Dua hari sebelumnya, kasus yang sama juga terjadi di sebuah pantai di Cannes. Seorang Muslimah didenda dan diminta meninggalkan pantai. Padahal ia hanya mengenakan penutup kepala, bukan burkini.
Dikutip dari abc.net.au, sudah tiga wilayah di Prancis yang melarang Muslimah mengenakan burkini di pantai. Pelarangan ini menimbulkan kecaman dari kelompok pendukung hak asasi manusia. Menurut mereka pelarangan tersebut adalah pelanggaran HAM yang serius dan illegal dalam penegakan HAM, termasuk membatasi kebebasan beragama pada seseorang.
Sikap Terbelah
Sikap Eropa pada Islam dan Muslim nyata terbelah. Gelombang pengungsi dari negara yang terlibat perang dan konflik seperti Suriah, Afghanistan, Irak, Libya, dan Lebanon, tahun lalu membanjiri Eropa dalam jumlah yang signifikan. Lebih dari 1 juta pengungsi dan imigran memasuki nyaris seluruh wilayah sekumpulan negara maju tersebut. Lebih dari 90 persen diantara pengungsi dan imigran yang datang beragama Islam.

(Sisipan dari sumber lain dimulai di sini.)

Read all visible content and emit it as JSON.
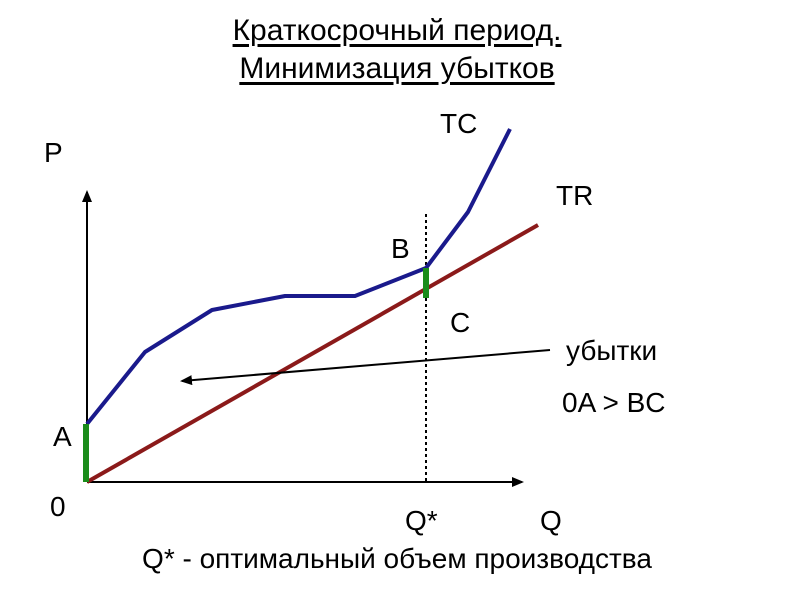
{
  "title": {
    "line1": "Краткосрочный период.",
    "line2": "Минимизация убытков"
  },
  "labels": {
    "y_axis": "P",
    "x_axis": "Q",
    "origin": "0",
    "point_a": "A",
    "point_b": "B",
    "point_c": "C",
    "q_star": "Q*",
    "tc": "TC",
    "tr": "TR",
    "losses": "убытки",
    "inequality": "0A > BC"
  },
  "footnote": "Q* - оптимальный объем производства",
  "colors": {
    "tc_curve": "#1a1a8c",
    "tr_line": "#8b1a1a",
    "loss_segment": "#1a8c1a",
    "axis": "#000000"
  }
}
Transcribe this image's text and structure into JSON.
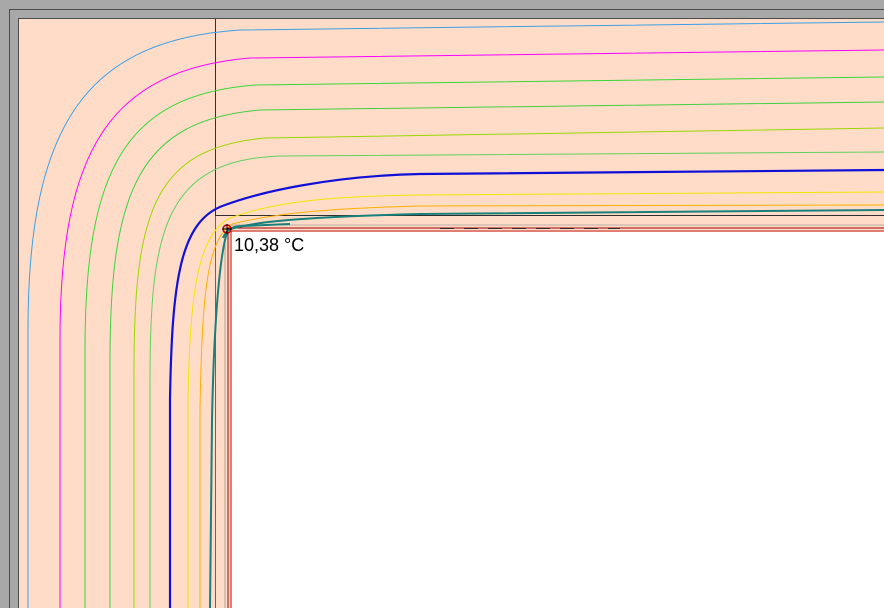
{
  "viewer": {
    "probe_temperature": "10,38 °C"
  },
  "colors": {
    "frame_gray": "#a8a8a8",
    "frame_dark": "#4c4c4c",
    "material_fill": "#ffdcc8",
    "interior_fill": "#ffffff",
    "probe_marker": "#c00000",
    "surface_line": "#a00000",
    "isotherms": [
      {
        "name": "light-blue",
        "color": "#3aa0e8",
        "width": 1
      },
      {
        "name": "magenta",
        "color": "#ff00ff",
        "width": 1
      },
      {
        "name": "green-1",
        "color": "#38d838",
        "width": 1
      },
      {
        "name": "green-2",
        "color": "#40d040",
        "width": 1
      },
      {
        "name": "yellow-green",
        "color": "#9ad800",
        "width": 1
      },
      {
        "name": "dark-blue",
        "color": "#1010d8",
        "width": 2.2
      },
      {
        "name": "yellow",
        "color": "#f2e600",
        "width": 1
      },
      {
        "name": "orange",
        "color": "#ffb000",
        "width": 1
      },
      {
        "name": "teal",
        "color": "#18807a",
        "width": 2
      }
    ]
  }
}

Aksi teror yang dilakukan oleh kelompok militan ISIS dan pendukungnya di Belgia, Prancis, Jerman, Inggris, dan sejumlah negara Eropa, membuat rakyat dan pemerintah negara Eropa hidup dalam ketakutan dan kekhawatiran. Bahwa pengungsi dan imigran yang beragama Islam dan memasuki negara mereka, akan membawa kekacauan. Itu menjadi alasan tak semua negara Eropa bersedia membuka pintu bagi pengungsi.
Bahkan meski Uni Eropa meminta seluruh negara di Eropa untuk berbagi dan menerima pengungsi sesuai kemampuan masing-masing negara. Tak semuanya bisa menerima. Hungaria merespon permintaan Uni Eropa dengan menutup perbatasan mereka. Serbia dan Kroasia mengikuti langkah Hungaria.
Inggris yang marah atas sikap Eropa akhirnya melakukan referendum. Hasilnya, rakyat Inggris memutuskan keluar dari Uni Eropa. Kasus pengungsi bukan satu-satunya pemicu, namun kasus itu menjadi puncak gunung es kekecewaan Inggris pada Uni Eropa. Sementara Angela Merkel, Kanselir Jerman yang memilih untuk tetap menerima pengungsi harus menelan pil pahit. Elektabilitasnya terus menurun. Namun Merkell bergeming. Atas nama kemanusiaan ia mengatakan akan tetap menerima pengungsi.